The drinks manufacturer withdrew a planning application to develop the 5.5-acre site on Brick Kiln Hill into a 19-acre base in June last year.
The £35m project faced criticism from villagers with concerns over the impact on the Area of Outstanding Natural Beauty (AONB) and increased traffic in the area.
The company submitted new plans for the site, including the 15m high building, which were again opposed by parish councils and villagers on similar grounds.
Babergh District Council recommended approval of the application, ahead of a planning committee meeting at Endeavour House in Ipswich on Wednesday, February 20.

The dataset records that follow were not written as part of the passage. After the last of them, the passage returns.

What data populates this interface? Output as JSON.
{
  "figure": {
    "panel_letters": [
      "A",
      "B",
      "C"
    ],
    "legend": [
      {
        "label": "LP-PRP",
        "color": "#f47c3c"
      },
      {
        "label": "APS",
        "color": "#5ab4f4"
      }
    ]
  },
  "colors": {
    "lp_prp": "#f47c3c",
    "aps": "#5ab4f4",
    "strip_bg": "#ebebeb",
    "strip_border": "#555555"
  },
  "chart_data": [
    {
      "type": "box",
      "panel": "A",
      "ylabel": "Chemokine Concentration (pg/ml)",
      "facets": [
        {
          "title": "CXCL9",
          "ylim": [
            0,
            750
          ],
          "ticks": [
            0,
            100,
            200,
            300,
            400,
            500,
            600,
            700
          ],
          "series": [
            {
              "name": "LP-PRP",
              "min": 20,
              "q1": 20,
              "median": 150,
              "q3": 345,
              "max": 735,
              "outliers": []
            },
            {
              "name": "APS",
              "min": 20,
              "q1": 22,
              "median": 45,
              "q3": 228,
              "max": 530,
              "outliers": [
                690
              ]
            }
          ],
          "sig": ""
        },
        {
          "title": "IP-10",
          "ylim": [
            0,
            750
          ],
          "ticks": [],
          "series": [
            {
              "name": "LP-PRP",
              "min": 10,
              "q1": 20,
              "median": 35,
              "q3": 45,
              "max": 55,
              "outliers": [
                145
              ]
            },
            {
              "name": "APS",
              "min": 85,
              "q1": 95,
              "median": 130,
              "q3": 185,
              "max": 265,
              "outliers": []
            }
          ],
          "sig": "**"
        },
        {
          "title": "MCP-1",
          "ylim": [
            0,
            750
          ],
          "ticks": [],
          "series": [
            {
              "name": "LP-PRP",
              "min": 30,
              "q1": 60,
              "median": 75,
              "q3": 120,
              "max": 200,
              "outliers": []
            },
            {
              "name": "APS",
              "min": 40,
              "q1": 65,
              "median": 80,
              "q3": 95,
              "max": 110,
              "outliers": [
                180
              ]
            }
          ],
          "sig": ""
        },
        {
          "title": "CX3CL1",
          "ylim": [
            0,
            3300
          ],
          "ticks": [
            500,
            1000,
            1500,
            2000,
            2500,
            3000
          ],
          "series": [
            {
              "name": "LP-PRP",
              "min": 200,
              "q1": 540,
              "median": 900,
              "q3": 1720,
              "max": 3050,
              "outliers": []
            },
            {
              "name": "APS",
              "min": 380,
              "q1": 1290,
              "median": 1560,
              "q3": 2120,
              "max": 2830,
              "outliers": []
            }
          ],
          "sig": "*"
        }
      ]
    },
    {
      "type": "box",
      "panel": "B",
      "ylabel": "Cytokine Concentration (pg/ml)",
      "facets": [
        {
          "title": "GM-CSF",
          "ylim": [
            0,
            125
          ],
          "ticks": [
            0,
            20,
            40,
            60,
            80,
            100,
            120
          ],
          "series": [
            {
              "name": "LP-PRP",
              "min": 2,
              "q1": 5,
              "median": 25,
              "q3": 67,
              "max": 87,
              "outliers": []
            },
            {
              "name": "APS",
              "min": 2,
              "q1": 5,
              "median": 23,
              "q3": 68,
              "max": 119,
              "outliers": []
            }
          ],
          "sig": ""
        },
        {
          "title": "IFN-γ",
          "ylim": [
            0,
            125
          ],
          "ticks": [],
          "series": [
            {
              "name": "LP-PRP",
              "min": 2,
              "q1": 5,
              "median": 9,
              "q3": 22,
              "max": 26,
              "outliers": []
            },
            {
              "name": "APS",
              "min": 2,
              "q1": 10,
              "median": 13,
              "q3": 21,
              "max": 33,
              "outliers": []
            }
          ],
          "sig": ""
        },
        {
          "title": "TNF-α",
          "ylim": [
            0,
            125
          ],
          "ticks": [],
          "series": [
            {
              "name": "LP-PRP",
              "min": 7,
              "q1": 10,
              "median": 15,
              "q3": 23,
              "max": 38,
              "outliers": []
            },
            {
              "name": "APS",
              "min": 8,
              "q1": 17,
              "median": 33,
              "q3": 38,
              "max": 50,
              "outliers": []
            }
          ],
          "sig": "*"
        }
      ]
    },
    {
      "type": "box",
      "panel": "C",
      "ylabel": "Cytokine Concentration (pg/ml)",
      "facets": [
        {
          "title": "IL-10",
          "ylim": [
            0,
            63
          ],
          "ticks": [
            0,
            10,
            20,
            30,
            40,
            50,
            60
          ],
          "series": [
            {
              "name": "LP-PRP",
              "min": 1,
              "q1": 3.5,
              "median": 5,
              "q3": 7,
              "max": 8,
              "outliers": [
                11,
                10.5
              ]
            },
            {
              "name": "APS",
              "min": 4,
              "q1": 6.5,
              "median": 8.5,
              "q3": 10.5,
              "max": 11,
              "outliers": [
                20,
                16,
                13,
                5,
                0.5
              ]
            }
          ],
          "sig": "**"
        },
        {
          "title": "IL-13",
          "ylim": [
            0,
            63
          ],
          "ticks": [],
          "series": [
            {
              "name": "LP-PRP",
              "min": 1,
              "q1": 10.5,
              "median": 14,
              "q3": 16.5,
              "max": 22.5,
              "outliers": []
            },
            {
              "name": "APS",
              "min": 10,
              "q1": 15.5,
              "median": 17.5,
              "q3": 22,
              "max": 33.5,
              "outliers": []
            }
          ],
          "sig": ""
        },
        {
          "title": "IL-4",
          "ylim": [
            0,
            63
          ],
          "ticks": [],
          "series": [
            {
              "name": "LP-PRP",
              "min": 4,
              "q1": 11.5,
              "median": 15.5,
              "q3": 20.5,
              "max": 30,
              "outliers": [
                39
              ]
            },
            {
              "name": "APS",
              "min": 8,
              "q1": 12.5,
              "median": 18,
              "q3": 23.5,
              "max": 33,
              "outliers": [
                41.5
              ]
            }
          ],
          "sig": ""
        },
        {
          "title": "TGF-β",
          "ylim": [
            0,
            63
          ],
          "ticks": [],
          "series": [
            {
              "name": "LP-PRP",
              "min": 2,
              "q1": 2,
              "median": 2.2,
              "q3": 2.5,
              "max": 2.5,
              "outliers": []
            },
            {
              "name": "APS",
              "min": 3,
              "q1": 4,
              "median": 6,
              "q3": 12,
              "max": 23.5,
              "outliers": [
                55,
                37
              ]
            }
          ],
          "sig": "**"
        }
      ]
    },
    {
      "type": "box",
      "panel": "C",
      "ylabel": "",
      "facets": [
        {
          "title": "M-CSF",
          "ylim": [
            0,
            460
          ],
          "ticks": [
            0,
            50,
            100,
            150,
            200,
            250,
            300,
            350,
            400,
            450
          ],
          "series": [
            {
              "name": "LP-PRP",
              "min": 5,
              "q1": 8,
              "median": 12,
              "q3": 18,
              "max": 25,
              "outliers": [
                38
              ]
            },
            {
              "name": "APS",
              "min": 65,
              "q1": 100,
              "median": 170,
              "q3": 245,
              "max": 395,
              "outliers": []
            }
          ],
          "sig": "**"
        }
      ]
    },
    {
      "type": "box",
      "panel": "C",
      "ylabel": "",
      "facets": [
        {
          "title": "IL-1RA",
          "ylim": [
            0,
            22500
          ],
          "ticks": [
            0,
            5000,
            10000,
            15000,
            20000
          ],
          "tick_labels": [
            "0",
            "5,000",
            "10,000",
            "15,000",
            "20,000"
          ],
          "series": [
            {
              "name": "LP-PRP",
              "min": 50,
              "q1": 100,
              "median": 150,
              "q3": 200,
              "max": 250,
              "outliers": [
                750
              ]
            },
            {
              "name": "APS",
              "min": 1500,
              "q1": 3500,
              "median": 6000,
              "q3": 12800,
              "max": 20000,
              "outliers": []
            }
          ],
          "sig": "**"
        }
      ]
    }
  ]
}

A statement from Polstead Parish Council said: “The proposed industrial building at 15m high would appear visually intrusive, appearing dominant against the skyline and would not be sympathetic to the character or landscape quality of the Dedham Vale and Stour Valley AONB.”
Natural England said it objected on the grounds that “the proposal would add additional industrial buildings which would be significantly taller” than others at the complex.
It also said the proposed extension would break the skyline, and cannot be effectively screened because of its height.
Councillor Peter Beer, chairman of Babergh District Council’s planning committee, said: “The location, landscape and safeguarding of jobs in the district all combined to make this decision one that had to balance a great many factors. After long debate, the committee concluded that, with the appropriate conditions on the height and colouring of the new buildings, the benefits these proposals could bring outweigh the potential impacts and so voted to grant planning permission.”